In the Friday, Sept. 25, online Commentary and Monday, Sept. 28th hard copy Perspective piece, "Debevoise Associate: NYC Should Dismiss Curfew Charges Against Peaceful Protesters Like Me," Justin Maffett relates that, after an "initial rebuff," the Office of Court Administration quietly started dismissing his and others' protest-related summonses.

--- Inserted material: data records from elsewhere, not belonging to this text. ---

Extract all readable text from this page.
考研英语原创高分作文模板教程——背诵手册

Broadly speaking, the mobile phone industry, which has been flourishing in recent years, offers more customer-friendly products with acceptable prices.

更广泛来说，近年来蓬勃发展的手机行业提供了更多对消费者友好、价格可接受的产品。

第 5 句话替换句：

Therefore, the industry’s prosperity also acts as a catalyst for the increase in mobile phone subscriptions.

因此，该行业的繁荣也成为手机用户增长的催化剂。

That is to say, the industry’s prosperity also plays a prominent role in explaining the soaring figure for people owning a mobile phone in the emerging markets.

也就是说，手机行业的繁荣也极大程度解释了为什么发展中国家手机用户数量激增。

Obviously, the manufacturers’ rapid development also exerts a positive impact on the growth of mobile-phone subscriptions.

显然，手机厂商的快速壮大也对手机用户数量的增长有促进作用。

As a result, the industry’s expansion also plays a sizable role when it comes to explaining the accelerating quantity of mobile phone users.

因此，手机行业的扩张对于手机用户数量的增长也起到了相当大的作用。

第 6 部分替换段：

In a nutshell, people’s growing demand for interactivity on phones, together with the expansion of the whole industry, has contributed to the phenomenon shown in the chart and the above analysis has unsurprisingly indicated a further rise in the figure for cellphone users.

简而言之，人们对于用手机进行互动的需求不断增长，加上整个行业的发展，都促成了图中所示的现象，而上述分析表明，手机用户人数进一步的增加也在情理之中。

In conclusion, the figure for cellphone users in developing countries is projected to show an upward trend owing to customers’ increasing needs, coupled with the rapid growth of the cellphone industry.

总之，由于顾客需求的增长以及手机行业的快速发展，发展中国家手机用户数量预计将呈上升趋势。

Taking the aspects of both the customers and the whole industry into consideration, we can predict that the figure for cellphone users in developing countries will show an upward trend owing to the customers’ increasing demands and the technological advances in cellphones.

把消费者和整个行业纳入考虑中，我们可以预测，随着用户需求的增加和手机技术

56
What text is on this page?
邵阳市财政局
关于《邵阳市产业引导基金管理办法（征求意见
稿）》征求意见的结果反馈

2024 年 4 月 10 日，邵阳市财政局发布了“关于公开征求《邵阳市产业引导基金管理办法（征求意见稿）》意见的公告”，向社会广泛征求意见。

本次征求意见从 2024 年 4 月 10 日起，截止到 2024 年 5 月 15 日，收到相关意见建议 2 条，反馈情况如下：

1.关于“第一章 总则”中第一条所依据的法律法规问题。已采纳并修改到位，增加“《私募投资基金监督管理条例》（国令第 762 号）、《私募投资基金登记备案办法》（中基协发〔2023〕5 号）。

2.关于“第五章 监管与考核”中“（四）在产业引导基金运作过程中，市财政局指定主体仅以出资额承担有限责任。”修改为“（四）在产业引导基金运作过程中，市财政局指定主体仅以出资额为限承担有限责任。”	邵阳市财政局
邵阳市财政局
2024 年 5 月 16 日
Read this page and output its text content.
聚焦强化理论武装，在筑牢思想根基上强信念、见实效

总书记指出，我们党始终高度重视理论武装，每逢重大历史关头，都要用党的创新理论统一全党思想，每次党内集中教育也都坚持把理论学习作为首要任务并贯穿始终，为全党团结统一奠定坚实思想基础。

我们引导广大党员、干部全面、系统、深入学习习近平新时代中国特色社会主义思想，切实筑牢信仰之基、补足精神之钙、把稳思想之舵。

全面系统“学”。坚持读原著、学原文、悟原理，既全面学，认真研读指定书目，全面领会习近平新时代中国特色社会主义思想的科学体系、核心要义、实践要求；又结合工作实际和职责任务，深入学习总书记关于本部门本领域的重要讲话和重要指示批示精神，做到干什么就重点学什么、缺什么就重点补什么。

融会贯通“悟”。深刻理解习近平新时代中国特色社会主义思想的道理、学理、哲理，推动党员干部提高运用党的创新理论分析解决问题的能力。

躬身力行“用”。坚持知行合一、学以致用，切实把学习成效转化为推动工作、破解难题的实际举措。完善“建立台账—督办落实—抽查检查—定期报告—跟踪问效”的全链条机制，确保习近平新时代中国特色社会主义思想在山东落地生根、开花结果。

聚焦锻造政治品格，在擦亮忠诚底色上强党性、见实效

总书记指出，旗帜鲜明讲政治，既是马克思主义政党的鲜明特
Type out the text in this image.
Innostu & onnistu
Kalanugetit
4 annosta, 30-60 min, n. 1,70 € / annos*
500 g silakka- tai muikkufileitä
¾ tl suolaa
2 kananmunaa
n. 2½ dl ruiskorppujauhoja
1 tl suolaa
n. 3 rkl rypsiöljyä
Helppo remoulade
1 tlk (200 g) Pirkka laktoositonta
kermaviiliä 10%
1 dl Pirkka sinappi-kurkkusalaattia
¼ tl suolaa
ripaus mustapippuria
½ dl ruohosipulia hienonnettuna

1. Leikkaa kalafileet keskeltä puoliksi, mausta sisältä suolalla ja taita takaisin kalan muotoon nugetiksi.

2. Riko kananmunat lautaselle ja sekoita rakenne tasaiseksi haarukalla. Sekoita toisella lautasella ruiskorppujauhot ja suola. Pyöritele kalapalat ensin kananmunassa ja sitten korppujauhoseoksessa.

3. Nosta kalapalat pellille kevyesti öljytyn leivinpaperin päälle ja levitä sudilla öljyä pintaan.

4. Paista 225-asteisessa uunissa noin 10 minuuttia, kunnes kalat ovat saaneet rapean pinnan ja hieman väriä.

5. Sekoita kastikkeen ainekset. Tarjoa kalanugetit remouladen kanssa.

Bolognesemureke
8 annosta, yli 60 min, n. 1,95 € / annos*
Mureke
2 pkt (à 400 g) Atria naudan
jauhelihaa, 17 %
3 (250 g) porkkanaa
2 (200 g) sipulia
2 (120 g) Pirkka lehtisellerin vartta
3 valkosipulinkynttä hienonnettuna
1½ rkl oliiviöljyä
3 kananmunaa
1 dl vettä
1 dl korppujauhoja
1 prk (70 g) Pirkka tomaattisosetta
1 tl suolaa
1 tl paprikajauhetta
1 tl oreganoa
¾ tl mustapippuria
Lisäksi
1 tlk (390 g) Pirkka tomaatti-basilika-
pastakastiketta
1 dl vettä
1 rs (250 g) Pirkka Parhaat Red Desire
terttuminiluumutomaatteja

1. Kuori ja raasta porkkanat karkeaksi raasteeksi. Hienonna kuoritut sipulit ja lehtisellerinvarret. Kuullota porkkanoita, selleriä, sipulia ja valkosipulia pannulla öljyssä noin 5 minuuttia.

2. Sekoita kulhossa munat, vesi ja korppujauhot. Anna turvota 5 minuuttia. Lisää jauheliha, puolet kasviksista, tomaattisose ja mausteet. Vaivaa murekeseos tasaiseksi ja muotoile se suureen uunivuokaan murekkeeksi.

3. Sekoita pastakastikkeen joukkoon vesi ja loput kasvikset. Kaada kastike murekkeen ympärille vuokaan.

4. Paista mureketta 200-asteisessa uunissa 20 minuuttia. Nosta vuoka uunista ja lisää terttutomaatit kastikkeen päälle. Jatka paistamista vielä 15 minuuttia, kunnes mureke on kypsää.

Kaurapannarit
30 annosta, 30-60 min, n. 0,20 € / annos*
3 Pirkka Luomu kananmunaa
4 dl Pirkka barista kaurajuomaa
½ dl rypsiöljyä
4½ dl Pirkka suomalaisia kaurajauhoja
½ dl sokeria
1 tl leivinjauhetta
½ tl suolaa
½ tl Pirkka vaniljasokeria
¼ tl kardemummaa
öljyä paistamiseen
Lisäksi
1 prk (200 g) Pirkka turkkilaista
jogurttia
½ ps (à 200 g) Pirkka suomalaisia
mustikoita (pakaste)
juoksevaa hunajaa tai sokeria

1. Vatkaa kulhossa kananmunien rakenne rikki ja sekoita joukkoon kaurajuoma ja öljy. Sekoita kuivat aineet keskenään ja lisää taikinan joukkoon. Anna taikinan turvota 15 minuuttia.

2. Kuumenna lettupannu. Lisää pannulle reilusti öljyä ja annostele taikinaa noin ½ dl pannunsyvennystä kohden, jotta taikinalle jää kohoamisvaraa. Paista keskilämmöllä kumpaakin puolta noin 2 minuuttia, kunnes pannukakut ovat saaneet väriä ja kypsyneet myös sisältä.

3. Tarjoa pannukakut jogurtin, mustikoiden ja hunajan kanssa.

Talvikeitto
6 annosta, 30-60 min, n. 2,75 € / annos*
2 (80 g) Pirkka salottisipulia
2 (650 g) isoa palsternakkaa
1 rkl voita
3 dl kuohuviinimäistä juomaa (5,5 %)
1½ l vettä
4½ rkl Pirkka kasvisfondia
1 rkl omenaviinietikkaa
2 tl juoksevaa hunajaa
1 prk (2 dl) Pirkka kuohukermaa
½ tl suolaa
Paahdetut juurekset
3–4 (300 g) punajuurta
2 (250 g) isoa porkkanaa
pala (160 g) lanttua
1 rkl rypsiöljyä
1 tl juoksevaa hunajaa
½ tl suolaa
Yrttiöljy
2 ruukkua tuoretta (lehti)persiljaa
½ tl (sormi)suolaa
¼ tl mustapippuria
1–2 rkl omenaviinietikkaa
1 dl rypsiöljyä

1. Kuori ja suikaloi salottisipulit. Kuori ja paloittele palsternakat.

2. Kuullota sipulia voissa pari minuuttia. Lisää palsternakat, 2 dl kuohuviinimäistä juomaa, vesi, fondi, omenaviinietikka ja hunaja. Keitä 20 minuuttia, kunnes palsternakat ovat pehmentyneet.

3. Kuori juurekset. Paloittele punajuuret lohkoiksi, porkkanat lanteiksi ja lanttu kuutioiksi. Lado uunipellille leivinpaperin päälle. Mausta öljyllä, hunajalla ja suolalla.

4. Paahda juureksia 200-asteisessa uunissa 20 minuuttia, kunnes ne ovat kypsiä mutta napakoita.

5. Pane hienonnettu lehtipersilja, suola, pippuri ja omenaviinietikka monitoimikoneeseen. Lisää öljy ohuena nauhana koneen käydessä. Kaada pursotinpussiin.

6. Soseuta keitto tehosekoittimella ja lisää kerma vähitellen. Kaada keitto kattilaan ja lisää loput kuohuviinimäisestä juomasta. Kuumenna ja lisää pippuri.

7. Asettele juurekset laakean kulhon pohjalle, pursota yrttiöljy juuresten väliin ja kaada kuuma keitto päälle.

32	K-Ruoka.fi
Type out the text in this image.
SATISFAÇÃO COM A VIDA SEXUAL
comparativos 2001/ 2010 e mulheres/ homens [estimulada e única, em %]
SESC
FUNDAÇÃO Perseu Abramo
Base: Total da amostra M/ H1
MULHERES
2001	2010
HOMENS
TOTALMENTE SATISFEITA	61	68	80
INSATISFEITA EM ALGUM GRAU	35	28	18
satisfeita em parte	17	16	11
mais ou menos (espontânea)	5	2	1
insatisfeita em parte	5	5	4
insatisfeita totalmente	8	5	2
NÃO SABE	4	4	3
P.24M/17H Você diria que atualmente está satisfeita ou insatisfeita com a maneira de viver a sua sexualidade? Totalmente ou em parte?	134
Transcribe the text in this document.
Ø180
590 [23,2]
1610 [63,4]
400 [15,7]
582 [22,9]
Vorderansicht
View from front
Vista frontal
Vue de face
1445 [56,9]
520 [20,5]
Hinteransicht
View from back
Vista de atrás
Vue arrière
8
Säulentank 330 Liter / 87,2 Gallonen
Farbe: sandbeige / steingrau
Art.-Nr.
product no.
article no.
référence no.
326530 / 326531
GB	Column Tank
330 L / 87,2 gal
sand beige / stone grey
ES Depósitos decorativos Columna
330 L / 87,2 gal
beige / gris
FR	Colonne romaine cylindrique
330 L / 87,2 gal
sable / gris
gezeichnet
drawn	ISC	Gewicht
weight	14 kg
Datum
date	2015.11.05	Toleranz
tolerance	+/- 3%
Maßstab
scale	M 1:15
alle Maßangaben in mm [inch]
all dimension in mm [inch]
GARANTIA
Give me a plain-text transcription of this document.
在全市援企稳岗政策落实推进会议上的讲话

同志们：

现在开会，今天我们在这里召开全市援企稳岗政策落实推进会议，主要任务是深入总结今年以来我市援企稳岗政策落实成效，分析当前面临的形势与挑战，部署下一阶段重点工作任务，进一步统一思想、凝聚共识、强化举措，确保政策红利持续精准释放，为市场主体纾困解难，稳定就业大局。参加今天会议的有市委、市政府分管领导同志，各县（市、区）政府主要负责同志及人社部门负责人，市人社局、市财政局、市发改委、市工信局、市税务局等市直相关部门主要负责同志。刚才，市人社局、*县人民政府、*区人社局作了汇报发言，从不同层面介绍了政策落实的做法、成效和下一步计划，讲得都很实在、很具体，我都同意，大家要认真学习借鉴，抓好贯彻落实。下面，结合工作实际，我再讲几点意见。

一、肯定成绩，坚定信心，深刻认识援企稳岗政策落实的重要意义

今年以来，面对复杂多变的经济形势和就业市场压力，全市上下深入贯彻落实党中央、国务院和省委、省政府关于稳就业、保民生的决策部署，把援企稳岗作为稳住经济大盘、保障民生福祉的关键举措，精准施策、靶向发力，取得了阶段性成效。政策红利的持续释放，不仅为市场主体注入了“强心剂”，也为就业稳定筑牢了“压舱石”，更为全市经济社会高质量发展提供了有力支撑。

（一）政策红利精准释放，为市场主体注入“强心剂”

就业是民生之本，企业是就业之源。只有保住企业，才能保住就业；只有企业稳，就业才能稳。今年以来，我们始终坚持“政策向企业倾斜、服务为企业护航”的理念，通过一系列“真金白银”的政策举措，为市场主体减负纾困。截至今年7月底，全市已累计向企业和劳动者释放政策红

Mr. Maffett and Helen Cantwell, a partner at Mr. Maffett's law firm, demonstrate a fundamental misunderstanding of the role of OCA and the adjudicative process. The Office of Court Administration is the administrative arm of the New York courts. Judicial administrators have no authority to intervene in individual cases or classes of cases pending in trial courts. Once a matter has been filed with a trial court, the procedural laws of the state dictate how a matter must be adjudicated by the judge assigned to the case, not through an extraordinary intervention of an administrator before whom the case is not, nor could be, pending.

In an August 10, 2020 letter to Chief Judge Janet DiFiore and Chief Administrative Judge Lawrence Marks, Ms. Cantwell wrote to demand that the Chief Judge and Chief Administrative Judge intervene in their administrative capacity to dismiss protest-related summons matters pending before judges in the New York City Criminal Court.